The ordinance notes that park space is a “limited resource” that should be kept “open and available to the maximum number of community members and visitors,” but adds that the yearly displays in Palisades Park are a “long-standing tradition (that) is valued by many members of the community.”

Therefore, “an area designated by City Council resolution” is set aside in the park each year during the month of December.

The “designated space” is allocated “on a first-come, first-served basis, irrespective of the content of the display or……the identity of the person or persons responsible…...”

Nativity scenes organizers are happy with the rule.

“We’re thankful that the City passed the ordinance,” Hunter Jameson, chairman of the Santa Monica Nativity Scenes Committee, said last week.

“It allows not only us but any other organization to have use of the park during December,” he added.

Jameson went on to say that another group will be erecting a menorah this year, but didn’t know what organization is responsible for that display.

He also acknowledged that atheists have set up a table and distributed literature near the crèches in the past.

“That’s fine,” said Jameson, who is a member of the Lighthouse Church. “Some of our people have had some interesting conversations with them, encouraging them and trying to spread the love of Jesus.

“And that’s the great thing about this country,” he said.

This year’s opening-day ceremony featuring choirs from local churches is set for 4 p.m., Sunday, December 11 in Palisades Park at Ocean and Arizona avenues.

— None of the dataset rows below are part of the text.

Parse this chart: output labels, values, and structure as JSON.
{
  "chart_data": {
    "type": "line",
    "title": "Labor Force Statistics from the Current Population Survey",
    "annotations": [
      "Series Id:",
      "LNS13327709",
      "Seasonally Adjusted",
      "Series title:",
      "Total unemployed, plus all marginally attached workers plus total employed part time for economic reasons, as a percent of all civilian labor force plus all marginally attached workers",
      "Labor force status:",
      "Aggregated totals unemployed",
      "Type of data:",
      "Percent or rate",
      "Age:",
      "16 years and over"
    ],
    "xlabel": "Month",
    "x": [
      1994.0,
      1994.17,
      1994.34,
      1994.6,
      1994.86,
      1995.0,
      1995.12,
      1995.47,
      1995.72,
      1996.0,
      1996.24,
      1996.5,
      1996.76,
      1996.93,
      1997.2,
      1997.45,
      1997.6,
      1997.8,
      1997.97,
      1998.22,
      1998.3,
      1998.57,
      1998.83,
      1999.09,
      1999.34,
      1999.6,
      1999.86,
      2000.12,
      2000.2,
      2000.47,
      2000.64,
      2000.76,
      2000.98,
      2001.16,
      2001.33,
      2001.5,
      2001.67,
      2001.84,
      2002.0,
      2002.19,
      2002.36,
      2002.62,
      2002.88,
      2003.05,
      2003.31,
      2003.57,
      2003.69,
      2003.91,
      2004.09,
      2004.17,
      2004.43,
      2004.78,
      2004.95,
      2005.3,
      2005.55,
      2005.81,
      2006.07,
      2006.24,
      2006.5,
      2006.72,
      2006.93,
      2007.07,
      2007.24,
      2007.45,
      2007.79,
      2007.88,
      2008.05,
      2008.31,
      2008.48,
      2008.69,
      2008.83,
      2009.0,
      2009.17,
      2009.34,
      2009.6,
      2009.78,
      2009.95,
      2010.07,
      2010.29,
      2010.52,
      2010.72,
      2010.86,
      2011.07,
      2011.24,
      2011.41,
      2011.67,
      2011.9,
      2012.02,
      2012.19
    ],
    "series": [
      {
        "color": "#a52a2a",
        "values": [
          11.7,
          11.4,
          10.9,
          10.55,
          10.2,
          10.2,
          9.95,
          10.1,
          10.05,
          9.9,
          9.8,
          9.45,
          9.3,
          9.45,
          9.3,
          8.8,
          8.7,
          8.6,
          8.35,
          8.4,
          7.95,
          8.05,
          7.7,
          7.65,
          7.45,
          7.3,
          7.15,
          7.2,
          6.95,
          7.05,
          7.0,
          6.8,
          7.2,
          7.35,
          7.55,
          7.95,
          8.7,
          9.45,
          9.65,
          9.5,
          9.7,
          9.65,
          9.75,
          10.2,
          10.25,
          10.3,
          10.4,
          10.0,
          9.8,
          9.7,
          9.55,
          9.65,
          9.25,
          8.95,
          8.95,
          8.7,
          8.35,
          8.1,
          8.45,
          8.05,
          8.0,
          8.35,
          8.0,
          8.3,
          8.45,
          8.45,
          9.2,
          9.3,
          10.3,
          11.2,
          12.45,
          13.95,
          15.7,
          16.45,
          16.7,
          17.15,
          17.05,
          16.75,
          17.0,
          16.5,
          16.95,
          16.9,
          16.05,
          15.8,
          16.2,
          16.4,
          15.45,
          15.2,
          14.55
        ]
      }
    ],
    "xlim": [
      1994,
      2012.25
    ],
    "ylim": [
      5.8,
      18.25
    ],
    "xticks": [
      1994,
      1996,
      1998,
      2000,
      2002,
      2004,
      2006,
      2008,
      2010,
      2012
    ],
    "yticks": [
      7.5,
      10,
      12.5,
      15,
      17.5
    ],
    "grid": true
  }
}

A 20 foot stained glass window by Santa Monica City College students greeted Nativity Scenes visitors in the 1960s

Before the ceremony, organizers are inviting the public to gather at 3 p.m. on the Third Street Promenade at Broadway Avenue to form a caroling procession that will make its way through the downtown to the park.

The annual cost for putting on the nativity scenes is around $19,000. The money is raised through churches, businesses and individual donors.